We are going to load all the NLP modules that we listed above and referenced for testing.

In [19]:
nlp_sci = spacy.load('en_core_sci_md')
nlp_scibert = spacy.load('en_core_sci_scibert')
nlp_core_sci_lg = spacy.load('en_core_sci_lg')
nlp_cr = spacy.load('en_ner_craft_md')
nlp_bc = spacy.load('en_ner_bc5cdr_md')
nlp_bi = spacy.load('en_ner_bionlp13cg_md')
nlp_jn = spacy.load('en_ner_jnlpba_md')


## Testing en_core_sci_md

In [20]:
doc = nlp_sci(summary)
displacy_image = displacy.render(doc, style = 'ent',jupyter=True)

## Testing en_core_sci_scibert	

In [21]:
doc = nlp_scibert(summary)
displacy_image = displacy.render(doc, style = 'ent',jupyter=True)



## Testing en_core_sci_lg

In [22]:
doc = nlp_core_sci_lg(summary)
displacy_image = displacy.render(doc, style = 'ent',jupyter=True)
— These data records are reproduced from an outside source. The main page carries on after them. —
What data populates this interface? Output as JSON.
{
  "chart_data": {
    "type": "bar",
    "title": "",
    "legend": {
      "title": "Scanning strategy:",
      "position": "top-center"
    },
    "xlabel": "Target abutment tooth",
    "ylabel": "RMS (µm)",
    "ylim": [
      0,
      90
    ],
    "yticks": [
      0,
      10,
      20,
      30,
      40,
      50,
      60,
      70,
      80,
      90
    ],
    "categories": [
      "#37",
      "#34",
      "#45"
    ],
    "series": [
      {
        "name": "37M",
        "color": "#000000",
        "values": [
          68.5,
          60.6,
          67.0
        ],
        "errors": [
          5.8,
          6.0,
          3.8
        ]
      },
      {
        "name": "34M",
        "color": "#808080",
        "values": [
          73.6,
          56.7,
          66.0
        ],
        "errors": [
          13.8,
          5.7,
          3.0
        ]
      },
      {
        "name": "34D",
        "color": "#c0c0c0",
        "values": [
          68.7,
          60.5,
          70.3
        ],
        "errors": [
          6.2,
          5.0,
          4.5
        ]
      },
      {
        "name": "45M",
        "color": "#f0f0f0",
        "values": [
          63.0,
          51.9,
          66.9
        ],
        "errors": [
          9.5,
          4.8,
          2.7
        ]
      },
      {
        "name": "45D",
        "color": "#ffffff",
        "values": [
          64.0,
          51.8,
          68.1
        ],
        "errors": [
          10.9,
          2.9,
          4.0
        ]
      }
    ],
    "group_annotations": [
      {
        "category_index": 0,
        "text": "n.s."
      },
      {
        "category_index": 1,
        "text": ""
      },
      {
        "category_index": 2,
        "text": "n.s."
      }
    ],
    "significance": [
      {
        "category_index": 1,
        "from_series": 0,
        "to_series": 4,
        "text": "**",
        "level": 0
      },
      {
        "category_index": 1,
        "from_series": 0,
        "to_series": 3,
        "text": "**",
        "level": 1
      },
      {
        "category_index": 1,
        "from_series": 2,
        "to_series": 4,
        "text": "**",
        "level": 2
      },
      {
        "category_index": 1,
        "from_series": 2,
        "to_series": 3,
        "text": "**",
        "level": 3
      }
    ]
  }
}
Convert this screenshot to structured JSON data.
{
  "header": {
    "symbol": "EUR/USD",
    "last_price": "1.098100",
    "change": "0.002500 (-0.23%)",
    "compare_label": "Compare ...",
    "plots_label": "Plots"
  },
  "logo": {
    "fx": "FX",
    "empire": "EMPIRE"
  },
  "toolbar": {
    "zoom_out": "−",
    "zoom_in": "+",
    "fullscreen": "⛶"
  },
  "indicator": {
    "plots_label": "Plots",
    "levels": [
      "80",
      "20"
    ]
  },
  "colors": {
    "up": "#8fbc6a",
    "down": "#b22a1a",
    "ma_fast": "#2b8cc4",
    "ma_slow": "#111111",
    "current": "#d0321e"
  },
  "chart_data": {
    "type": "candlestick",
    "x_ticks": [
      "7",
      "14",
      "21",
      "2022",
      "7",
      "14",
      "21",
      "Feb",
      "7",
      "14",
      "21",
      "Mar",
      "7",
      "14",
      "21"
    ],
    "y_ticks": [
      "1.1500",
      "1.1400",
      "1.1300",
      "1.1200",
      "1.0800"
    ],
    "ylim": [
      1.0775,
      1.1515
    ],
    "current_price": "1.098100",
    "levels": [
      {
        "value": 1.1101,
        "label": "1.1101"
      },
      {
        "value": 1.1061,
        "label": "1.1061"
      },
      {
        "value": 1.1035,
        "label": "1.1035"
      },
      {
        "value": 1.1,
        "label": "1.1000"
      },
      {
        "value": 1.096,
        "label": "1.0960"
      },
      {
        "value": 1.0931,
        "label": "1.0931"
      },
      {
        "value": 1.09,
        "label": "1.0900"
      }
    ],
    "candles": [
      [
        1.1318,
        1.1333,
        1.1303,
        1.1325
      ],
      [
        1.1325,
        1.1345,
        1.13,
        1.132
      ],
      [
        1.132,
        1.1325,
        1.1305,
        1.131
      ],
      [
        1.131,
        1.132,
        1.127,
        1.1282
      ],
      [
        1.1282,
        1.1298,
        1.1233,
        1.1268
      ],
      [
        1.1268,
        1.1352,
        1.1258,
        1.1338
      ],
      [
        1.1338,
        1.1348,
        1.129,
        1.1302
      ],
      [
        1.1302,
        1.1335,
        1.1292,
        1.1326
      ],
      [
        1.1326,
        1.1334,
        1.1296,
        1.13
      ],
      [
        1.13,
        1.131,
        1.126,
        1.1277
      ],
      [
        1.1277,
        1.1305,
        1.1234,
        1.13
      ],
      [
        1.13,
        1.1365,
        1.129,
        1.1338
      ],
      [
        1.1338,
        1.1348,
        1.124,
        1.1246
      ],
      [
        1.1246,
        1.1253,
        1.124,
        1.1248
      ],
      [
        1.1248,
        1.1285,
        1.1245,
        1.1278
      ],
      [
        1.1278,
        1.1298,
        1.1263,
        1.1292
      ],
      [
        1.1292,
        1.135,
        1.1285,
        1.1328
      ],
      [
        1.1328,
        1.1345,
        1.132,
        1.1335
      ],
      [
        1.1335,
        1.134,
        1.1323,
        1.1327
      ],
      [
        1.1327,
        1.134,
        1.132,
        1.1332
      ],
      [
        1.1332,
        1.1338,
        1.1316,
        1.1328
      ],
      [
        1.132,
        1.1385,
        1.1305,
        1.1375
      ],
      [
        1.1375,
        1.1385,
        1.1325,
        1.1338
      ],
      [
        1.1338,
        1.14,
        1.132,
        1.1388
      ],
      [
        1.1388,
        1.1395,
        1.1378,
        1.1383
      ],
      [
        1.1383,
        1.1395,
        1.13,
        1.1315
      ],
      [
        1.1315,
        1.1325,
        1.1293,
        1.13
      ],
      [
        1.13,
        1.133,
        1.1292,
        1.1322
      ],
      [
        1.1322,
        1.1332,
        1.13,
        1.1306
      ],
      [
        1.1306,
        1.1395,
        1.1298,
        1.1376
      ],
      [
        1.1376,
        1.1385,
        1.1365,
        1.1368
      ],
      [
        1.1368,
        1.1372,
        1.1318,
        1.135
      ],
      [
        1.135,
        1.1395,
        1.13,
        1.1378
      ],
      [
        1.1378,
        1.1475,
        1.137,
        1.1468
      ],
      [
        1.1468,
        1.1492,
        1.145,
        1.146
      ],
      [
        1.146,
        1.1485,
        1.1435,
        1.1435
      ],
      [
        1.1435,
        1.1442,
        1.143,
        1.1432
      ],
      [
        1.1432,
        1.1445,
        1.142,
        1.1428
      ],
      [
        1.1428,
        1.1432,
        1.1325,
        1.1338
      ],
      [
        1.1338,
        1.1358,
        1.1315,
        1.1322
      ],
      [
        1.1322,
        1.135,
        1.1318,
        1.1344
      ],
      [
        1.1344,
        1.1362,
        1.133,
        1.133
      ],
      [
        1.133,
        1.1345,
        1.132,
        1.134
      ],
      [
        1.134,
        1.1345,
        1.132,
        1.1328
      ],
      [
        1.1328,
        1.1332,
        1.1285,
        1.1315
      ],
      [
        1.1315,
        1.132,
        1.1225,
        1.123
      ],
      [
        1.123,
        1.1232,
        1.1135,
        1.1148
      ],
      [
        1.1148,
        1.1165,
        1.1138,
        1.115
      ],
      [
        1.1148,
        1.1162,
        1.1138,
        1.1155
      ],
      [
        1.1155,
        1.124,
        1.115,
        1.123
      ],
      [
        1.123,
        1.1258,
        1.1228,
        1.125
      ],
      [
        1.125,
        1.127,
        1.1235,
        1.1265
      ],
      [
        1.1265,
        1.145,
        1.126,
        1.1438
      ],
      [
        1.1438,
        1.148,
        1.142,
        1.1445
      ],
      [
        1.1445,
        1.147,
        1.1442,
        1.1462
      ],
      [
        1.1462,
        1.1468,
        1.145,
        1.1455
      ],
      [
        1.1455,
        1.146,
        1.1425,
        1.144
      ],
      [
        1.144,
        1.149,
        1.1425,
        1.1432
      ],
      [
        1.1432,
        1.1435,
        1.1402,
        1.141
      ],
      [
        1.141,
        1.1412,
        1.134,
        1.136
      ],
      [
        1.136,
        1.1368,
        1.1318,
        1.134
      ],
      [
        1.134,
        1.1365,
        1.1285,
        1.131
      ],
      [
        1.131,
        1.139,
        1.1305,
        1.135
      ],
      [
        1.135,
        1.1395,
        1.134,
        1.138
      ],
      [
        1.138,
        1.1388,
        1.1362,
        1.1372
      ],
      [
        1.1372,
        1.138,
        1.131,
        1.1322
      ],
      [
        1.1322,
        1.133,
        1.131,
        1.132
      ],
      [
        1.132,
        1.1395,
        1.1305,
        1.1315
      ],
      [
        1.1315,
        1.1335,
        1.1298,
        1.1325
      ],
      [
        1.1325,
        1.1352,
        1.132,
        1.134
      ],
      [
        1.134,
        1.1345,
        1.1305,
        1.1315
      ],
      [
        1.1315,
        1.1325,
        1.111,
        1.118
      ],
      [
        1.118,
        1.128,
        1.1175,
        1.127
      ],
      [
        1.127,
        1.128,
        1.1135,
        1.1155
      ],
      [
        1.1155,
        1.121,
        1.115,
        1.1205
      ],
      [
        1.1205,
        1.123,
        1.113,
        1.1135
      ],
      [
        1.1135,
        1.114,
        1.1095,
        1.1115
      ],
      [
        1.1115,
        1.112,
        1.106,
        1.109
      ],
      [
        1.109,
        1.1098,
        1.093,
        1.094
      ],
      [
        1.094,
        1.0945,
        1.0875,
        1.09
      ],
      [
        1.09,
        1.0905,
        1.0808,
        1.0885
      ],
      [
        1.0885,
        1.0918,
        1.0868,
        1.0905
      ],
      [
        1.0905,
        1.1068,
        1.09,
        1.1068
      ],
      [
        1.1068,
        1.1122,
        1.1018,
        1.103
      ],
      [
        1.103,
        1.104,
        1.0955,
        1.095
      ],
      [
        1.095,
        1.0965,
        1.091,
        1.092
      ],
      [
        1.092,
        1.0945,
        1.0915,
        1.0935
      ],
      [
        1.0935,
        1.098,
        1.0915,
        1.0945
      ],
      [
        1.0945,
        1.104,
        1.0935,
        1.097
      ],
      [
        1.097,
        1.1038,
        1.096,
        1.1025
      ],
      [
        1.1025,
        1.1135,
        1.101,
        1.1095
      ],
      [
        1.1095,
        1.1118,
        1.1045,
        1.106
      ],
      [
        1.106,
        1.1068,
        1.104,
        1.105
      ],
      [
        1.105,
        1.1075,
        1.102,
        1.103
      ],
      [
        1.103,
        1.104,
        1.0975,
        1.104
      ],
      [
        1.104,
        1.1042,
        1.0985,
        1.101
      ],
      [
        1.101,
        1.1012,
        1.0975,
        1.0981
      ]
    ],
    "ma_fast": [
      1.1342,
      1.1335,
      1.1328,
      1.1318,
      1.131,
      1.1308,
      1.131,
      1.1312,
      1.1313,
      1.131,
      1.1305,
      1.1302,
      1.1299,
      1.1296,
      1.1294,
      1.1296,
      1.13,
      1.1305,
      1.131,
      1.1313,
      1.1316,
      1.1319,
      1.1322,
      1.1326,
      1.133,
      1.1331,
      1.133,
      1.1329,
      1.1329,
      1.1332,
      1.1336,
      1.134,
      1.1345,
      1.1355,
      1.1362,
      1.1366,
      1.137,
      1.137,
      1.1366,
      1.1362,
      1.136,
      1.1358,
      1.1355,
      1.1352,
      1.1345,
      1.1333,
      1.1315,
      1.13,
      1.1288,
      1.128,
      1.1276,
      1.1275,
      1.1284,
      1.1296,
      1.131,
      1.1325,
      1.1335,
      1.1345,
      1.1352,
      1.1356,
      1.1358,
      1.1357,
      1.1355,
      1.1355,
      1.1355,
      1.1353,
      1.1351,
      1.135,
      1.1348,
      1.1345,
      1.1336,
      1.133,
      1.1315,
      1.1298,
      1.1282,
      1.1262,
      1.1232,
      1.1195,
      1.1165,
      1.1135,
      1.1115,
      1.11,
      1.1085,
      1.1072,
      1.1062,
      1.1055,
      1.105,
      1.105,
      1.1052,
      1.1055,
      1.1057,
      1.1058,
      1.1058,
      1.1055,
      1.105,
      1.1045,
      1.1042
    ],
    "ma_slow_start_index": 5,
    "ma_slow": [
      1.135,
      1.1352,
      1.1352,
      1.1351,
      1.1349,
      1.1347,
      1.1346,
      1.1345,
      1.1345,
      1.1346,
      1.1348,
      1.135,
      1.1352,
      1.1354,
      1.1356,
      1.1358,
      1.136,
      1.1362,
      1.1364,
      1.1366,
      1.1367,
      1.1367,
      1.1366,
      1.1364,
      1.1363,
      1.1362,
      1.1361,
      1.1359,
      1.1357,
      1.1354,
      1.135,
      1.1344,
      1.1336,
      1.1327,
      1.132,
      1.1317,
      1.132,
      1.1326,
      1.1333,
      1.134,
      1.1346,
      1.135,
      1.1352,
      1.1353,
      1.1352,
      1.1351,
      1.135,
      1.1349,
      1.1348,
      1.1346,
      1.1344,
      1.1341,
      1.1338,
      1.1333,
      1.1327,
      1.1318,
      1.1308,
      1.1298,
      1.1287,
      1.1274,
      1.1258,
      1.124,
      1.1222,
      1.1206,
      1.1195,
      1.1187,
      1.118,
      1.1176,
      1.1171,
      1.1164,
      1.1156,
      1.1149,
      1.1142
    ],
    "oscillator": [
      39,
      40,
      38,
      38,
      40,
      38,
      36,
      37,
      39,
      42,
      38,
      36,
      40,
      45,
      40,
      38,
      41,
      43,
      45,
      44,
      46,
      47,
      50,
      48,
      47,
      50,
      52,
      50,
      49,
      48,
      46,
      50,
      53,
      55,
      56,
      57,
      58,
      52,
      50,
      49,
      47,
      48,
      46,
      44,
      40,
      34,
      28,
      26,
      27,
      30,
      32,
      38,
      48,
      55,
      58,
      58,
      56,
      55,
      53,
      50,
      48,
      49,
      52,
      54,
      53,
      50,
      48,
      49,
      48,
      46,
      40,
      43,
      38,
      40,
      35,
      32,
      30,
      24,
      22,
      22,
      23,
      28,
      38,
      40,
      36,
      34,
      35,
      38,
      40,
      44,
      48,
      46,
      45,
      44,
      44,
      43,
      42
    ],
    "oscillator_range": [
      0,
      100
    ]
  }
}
## Testing en_ner_craft_md

In [23]:
doc = nlp_cr(summary)
displacy_image = displacy.render(doc, style = 'ent',jupyter=True)



## Testing en_ner_jnlpba_md

In [24]:
doc = nlp_jn(summary)
displacy_image = displacy.render(doc, style = 'ent',jupyter=True)

## Testing en_ner_bc5cdr_md

In [25]:
doc = nlp_bc(summary)
displacy_image = displacy.render(doc, style = 'ent',jupyter=True)

## Testing en_ner_bionlp13cg_md

In [26]:
doc = nlp_bi(summary)
displacy_image = displacy.render(doc, style = 'ent',jupyter=True)

# Conclusion so far

We are able to identify some proteins, aparently, but not sure if they are relevant for research.